Mechanics that decide the winner
Real estate and equities compete on different inputs:
- Leverage: property typically runs on mortgage debt that amplifies gains but magnifies losses when prices flatline.
- Liquidity: shares clear in seconds; property transactions take weeks and carry meaningful transaction costs.
- Entry threshold: fractional share investing lowers the equity floor; a deposit plus mortgage brings property within reach but locks capital for years.
- Income: rent can subsidize holding costs; dividends stay flexible but remain taxable.
Single-stock dispersion shows the equity risk premium. BP traded at 475.2p on 7 July, up 13.6% over the prior month and 27.8% year-on-year, while a sector peer fell 13% in the same month on crude weakness.

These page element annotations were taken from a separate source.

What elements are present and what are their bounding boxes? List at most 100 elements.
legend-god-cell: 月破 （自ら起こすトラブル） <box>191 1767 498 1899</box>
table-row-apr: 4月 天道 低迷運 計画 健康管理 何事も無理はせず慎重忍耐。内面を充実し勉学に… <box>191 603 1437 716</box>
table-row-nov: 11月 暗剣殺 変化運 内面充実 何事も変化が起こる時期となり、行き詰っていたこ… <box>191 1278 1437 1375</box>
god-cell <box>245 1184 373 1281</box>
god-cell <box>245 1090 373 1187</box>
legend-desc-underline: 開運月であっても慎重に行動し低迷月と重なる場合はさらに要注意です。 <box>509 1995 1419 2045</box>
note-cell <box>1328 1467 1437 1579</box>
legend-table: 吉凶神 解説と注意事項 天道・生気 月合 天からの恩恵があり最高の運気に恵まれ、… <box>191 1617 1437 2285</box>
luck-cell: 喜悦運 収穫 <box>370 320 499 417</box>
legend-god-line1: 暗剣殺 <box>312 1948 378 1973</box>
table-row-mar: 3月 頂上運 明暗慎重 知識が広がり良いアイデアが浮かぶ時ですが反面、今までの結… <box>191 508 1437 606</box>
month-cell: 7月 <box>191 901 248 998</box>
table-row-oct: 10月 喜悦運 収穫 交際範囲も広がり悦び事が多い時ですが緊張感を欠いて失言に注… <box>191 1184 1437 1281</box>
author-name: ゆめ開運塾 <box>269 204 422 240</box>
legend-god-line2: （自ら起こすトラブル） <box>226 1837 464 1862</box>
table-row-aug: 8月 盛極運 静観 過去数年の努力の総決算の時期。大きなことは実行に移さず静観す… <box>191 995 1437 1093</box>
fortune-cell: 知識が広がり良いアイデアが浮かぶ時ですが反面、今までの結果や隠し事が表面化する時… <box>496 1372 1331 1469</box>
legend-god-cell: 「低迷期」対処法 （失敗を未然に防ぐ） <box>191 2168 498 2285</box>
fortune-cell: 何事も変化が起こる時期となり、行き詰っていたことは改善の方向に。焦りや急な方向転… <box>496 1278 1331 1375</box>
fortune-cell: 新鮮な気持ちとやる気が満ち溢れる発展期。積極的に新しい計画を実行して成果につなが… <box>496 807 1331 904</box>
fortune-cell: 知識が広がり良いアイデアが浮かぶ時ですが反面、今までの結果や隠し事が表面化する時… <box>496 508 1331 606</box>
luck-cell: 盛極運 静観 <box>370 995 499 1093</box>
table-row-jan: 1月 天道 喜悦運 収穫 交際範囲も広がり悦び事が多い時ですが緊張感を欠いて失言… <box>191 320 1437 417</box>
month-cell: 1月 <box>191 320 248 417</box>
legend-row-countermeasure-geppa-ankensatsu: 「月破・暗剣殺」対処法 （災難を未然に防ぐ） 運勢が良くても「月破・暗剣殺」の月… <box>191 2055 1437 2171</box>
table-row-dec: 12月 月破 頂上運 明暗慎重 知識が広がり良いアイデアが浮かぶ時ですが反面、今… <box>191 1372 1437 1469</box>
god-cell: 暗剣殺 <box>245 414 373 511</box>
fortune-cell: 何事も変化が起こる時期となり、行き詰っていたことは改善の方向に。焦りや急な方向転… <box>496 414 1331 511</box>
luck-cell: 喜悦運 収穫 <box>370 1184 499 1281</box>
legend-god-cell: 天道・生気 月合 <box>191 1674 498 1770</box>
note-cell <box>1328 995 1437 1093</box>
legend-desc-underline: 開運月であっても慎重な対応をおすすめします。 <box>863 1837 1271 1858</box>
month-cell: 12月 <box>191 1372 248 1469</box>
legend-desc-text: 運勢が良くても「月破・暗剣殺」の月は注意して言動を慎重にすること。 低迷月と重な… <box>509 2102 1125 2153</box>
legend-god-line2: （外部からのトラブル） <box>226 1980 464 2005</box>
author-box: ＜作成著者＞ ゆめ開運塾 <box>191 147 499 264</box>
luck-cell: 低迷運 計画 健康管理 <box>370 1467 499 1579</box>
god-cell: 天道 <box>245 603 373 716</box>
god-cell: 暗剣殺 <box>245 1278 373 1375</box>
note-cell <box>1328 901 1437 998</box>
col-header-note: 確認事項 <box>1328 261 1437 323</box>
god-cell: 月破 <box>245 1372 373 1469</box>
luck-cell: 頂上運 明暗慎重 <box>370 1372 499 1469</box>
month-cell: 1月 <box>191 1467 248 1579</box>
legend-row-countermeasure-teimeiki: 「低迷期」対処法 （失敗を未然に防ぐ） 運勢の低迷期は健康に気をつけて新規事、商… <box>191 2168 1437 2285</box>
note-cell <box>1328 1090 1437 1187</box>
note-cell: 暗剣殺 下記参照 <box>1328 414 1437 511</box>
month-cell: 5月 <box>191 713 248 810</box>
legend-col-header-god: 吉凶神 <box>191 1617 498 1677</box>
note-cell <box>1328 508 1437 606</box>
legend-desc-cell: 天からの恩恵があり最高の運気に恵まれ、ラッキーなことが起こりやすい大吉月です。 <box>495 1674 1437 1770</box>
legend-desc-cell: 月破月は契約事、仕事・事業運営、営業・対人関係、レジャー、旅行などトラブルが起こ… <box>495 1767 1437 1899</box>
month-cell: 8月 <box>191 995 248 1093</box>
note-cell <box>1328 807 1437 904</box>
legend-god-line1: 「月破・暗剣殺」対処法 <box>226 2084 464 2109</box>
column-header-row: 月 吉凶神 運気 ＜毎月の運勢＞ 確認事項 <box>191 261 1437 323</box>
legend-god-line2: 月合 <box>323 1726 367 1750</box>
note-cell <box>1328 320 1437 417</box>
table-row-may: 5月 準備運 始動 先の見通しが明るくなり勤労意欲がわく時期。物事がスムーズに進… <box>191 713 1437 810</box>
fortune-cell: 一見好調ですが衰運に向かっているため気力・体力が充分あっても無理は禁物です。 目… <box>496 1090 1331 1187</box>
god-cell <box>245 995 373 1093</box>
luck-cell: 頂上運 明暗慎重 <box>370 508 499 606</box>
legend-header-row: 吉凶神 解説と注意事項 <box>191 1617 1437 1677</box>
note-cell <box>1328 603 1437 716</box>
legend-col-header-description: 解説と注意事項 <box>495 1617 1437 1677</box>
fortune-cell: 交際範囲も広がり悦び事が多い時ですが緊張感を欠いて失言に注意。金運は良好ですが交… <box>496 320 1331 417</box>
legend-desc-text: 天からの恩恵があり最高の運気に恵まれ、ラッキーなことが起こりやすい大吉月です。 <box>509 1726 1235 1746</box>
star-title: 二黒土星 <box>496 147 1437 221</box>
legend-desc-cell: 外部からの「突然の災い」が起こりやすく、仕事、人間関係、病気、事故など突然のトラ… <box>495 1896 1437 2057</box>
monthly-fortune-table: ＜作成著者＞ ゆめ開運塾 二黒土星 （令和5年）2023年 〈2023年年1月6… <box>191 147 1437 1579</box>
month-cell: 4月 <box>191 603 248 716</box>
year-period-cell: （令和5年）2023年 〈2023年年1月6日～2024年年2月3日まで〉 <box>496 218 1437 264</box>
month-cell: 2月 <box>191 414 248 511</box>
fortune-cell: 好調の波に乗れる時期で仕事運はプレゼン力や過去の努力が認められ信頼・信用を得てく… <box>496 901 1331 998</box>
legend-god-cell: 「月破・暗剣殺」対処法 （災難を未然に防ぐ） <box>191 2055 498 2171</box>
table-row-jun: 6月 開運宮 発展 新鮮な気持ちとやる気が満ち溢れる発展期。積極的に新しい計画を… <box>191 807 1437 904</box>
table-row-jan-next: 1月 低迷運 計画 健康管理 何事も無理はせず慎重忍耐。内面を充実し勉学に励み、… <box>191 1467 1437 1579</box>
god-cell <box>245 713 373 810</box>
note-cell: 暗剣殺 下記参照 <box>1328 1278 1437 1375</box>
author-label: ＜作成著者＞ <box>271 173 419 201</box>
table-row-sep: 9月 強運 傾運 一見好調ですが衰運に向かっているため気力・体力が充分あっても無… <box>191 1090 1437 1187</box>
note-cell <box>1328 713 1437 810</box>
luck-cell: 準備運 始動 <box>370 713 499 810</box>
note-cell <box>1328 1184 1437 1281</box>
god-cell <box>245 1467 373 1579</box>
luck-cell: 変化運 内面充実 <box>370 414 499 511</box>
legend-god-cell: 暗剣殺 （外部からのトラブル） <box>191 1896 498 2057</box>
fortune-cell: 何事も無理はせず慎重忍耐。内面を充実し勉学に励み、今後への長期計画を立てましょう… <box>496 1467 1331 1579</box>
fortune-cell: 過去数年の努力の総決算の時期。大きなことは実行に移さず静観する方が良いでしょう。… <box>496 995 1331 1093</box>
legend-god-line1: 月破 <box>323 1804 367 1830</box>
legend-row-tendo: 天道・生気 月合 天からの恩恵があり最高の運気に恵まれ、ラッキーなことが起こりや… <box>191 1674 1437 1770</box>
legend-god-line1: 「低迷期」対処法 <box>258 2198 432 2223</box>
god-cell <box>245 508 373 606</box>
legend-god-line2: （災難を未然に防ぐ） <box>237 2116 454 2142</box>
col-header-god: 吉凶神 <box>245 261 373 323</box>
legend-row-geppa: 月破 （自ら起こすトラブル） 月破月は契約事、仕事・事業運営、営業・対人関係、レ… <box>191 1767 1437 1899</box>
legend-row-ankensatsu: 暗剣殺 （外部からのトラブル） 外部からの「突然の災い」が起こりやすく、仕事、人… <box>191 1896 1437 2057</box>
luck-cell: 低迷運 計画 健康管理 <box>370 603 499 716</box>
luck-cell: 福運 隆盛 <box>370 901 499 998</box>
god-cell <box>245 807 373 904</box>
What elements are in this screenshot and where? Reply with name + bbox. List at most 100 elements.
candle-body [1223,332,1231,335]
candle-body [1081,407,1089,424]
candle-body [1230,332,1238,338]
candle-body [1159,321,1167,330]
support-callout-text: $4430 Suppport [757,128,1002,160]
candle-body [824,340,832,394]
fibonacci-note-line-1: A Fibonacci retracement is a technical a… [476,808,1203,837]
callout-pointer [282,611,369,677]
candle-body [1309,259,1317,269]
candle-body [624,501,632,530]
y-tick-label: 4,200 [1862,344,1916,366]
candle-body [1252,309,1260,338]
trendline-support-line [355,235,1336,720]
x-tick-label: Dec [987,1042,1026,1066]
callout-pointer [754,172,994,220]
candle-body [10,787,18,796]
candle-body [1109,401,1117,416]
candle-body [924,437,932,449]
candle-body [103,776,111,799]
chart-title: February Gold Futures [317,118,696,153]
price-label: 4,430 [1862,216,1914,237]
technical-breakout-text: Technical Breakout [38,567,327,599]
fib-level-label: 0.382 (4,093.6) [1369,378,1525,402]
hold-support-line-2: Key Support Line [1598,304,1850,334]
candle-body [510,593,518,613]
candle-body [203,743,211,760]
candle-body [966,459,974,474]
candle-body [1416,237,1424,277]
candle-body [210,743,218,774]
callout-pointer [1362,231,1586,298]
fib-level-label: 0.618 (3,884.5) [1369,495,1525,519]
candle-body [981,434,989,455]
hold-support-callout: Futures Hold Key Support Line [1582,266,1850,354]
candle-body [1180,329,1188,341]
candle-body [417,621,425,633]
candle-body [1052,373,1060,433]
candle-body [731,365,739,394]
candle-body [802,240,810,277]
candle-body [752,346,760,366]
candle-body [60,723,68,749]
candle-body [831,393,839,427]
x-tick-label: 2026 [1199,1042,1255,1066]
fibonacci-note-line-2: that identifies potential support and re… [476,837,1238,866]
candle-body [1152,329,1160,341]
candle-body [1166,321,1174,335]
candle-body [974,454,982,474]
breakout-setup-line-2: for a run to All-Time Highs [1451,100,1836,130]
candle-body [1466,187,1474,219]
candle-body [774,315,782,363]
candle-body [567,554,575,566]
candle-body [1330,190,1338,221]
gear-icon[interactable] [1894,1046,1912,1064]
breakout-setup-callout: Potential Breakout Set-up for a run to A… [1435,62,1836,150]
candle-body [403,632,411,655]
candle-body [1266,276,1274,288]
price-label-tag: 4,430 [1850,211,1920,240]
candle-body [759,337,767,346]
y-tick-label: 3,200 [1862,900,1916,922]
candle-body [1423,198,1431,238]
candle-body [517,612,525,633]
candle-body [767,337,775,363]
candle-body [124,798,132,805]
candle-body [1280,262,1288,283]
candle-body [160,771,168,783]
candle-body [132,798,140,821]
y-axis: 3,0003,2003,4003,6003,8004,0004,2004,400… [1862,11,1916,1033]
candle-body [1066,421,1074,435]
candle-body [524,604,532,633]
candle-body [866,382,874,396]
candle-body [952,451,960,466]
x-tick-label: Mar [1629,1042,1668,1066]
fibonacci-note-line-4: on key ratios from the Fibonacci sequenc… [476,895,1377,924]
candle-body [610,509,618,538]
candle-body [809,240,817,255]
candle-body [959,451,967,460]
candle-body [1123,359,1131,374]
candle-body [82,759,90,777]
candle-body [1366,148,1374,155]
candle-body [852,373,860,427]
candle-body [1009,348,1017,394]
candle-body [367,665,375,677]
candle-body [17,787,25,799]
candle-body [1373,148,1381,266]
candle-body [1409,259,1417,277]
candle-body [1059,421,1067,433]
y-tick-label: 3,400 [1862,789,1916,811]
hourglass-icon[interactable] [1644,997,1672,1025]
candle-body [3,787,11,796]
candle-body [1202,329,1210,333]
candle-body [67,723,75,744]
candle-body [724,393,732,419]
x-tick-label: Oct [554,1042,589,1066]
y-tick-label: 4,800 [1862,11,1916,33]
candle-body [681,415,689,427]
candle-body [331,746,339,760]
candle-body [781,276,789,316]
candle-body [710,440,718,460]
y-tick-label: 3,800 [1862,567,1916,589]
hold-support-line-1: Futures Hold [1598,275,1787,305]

That gap—roughly 40 percentage points between two energy names in one window—captures the volatility investors accept for stock-level upside.
Risk assessment
For a reader weighing capital allocation today:
- Upside: long-horizon equity returns are tracking double-digits; a diversified index position captures the move without single-stock risk.
- Downside: a 10% correction can extend in a deteriorating macro backdrop; property typically corrects slower but exits slower too.
- Watch list: oil price trajectory (direct read on energy majors), geopolitical supply disruptions, rate path, and local housing transaction volumes.
The cleaner framework: match asset to horizon. Capital needed inside five years stays liquid regardless of expected return. Capital with a fifteen-year horizon can absorb the equity volatility premium; property works when leverage costs sit below rental yield and the holder tolerates illiquidity. The video asks which is better; the answer is whichever one the holder can actually keep through a drawdown.